Caso se admita isto, estará fora de questão que o livre-arbítrio não é bastante ao homem para as boas obras, a não ser que seja ajudado pela graça, e na verdade pela graça especial, graça esta de que os eleitos só são dotados mediante a regeneração.
Logo, deixo de levar em conta os fanáticos que bradam que a graça é distribuída a todos de modo igual e de forma indistinta. Isto, entretanto, ainda não está claro: se porventura o homem esteja de todo privado da capacidade de fazer o bem, ou tenha para isso alguma capacidade, ainda que diminuta e precária, que certamente nada possa de si, todavia, em auxiliando-a a graça, desempenhe também ela mesma sua função. Tendo em mira decidir isto, o Mestre das Sentenças ensina que nos é necessária dupla graça para que nos tornemos capazes para uma boa obra. A uma ele chama de graça operante, mercê da qual resulta que queiramos o bem eficazmente; cooperante, a outra, que acompanha a boa vontade, coadjuvando-a.
Nesta divisão desagrada-me isto: que, enquanto atribui à graça de Deus o eficaz desejo do bem, dá a entender que, já de sua própria natureza, de certo modo, ainda que ineficazmente, o homem deseja o bem. Assim Bernardo, asseverando que de fato a boa vontade é obra de Deus, no entanto concede isto ao homem: que ele deseja, de moto próprio, esta espécie de boa vontade. Isto, entretanto, está longe da mente de Agostinho, de
quem, todavia, Lombardo deseja parecer haver tomado essa distinção entre graça operante e graça cooperante.
No segundo membro desse binômio distincional ofende-me a ambigüidade, a qual tem gerado interpretação pervertida. Pois pensaram que cooperamos com a segunda dessas modalidades da graça de Deus, visto ser nosso direito ou de tornar inútil a primeira graça, rejeitando-a, ou de confirmá-la, seguindo-a obedientemente.
Isto o autor da obra A Vocação dos Gentios exprime desta forma: os que fazem uso do juízo da razão são livres para apartar-se da graça, de sorte a ser mérito o não haver-se apartado; e de sorte que, o que não se pode fazer, senão mediante a assistência do Espírito, se credita aos merecimentos daqueles de cuja vontade isto não pôde ser feito.
Pareceu-me bem abordar, de passagem, estes dois pontos, para que o leitor já veja quanto discordo dos escolásticos mais sóbrios.
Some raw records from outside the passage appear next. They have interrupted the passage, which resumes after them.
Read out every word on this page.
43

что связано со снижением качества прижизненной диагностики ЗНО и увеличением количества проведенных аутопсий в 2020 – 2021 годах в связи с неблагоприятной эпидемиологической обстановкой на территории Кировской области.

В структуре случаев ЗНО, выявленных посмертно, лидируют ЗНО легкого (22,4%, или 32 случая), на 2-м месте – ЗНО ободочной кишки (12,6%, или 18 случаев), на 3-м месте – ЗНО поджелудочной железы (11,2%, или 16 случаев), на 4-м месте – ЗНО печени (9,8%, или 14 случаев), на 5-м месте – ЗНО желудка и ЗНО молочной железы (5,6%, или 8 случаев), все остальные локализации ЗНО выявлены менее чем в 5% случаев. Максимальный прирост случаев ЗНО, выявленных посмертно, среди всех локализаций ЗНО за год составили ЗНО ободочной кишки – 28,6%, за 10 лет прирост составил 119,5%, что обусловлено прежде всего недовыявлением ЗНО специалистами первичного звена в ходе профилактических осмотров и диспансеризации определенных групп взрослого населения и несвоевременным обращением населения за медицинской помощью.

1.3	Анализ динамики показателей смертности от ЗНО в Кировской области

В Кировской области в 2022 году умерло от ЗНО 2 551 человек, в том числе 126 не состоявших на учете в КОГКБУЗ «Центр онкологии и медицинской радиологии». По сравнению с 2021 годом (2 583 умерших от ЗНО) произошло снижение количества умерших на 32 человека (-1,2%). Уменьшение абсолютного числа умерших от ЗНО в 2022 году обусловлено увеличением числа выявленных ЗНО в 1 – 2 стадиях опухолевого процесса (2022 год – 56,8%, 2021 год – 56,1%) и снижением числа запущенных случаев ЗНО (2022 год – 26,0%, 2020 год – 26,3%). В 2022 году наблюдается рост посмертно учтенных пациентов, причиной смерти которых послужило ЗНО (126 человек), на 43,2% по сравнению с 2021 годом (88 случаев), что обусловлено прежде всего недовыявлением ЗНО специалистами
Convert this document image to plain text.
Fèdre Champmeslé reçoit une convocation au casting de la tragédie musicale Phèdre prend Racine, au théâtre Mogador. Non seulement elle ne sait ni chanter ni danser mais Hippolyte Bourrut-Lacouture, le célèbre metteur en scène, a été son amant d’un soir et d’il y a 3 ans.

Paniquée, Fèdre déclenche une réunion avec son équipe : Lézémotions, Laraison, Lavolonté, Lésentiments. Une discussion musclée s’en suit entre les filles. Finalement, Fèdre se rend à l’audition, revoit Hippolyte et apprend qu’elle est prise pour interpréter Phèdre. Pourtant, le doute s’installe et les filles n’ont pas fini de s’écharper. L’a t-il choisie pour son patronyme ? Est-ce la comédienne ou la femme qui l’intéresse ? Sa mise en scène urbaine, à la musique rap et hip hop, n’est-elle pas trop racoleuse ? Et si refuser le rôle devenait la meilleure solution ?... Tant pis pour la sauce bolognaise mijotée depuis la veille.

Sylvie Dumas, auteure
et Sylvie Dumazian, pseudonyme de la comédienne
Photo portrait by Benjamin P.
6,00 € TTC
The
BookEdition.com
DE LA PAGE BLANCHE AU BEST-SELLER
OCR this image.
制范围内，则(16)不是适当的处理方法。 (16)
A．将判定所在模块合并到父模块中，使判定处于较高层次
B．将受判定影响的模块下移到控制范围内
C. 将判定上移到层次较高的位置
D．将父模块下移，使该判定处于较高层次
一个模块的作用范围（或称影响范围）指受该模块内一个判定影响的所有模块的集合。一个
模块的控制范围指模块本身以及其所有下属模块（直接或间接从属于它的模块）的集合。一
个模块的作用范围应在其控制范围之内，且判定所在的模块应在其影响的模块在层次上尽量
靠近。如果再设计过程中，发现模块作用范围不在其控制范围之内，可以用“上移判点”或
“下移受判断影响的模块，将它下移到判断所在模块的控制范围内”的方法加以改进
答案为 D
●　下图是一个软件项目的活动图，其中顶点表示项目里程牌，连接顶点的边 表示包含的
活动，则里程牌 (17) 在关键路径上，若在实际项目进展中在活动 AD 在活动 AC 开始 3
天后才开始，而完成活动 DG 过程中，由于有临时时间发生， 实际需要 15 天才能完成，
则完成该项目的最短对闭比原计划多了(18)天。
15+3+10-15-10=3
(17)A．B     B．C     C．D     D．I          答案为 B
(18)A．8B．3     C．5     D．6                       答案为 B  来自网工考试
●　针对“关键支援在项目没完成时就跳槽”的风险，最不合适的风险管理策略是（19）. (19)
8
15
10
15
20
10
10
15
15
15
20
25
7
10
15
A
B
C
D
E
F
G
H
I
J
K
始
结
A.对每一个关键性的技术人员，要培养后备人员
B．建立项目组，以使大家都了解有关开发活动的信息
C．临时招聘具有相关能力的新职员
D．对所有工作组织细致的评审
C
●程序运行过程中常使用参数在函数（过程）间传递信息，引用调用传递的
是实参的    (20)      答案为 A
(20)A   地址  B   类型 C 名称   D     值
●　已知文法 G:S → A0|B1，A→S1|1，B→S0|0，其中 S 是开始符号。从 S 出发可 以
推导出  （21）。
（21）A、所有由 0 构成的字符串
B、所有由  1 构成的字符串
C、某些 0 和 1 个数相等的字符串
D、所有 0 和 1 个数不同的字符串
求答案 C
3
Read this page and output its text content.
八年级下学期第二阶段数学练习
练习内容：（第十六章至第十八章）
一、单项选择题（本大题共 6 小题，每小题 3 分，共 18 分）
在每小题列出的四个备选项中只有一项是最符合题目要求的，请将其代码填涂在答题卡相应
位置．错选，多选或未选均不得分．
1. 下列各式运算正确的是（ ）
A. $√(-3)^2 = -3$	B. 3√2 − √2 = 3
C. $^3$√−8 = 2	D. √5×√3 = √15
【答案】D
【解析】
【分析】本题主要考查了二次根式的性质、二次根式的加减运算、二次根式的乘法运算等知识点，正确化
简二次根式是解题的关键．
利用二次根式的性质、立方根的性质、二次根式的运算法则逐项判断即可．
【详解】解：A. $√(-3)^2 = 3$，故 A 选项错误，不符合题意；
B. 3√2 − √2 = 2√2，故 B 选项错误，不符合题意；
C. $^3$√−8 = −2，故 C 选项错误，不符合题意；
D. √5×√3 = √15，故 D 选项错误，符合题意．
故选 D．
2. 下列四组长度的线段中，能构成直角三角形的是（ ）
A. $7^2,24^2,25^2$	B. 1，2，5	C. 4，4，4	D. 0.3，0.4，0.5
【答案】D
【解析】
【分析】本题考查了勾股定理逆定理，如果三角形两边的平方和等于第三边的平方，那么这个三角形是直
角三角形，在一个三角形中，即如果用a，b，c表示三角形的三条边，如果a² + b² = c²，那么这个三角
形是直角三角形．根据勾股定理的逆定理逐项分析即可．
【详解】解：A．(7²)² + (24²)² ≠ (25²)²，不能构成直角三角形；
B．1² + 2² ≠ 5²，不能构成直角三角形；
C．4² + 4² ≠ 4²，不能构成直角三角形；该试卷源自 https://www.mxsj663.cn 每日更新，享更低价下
Ora, dos sofistas mais recentes difiro em extensão ainda maior, a saber, quanto estão distanciado da antigüidade. Como quer que seja, desta divisão, contudo, compreendemos em que medida eles têm conferido o livre-arbítrio ao homem. Pois Lombardo sentencia, afinal, que temos o livre-arbítrio não que, em relação ao bem e ao mal, estejamos capacitados para ou fazer ou pensar de modo igual, mas apenas que somos liberados de compulsão, liberdade que, segundo ele, não é impedida, ainda que sejamos depravados, e servos do pecado, e nada possamos senão pecar.
A Inconveniência da Expressão Livre-Arbítrio
Desse modo, pois, dir-se-á que o homem é dotado de livre-arbítrio: não porque tenha livre escolha do bem e do mal, igualmente; ao contrário, porque age mal por vontade, não por efeito de coação. Por certo que isto soa muito bem. Mas, a que servia etiquetar com título tão pomposo coisa de tão reduzida importância? Excelente liberdade, sem dúvida, seria se com efeito o homem não fosse compelido pelo pecado a servi-lo; se, no entanto, é ( – escravo por querer; escravo por vontade], de sorte que a vontade lhe é mantida amarrada pelas peias do pecado! Certamente que abomino (machías) – contendas de palavras - com as quais a Igreja em vão se afadiga, porém julgo ser religiosamente preciso evitar estas palavras que soam algo absurdo, principalmente quando induzem perniciosamente ao erro. Indago, porém, quão poucos são os que, em ouvindo atribuir-se livre-arbítrio ao homem, imediatamente não o concebam ser senhor tanto de sua mente quanto da vontade, tanto que possa de si mesmo vergar-se para uma e outra dessas duas partes?
Contudo, alguém dirá que é preciso afastar perigo desta natureza, se cuidadosamente o povo em geral for informado quanto ao exato sentido desta expressão. Na realidade, porém, como o coração humano propende espontaneamente para a falsidade, de uma palavrinha só o erro sorverá mais depressa do que faz extenso discurso em prol da verdade. Nesta própria expressão temos deste fato mais indisputável experiência do que seria de se almejar. Ora, enquanto se apega à etimologia do termo, deixada de lado aquela interpretação dos escritores antigos, quase toda a posteridade tem sido arrastada à ruinosa confiança pessoal.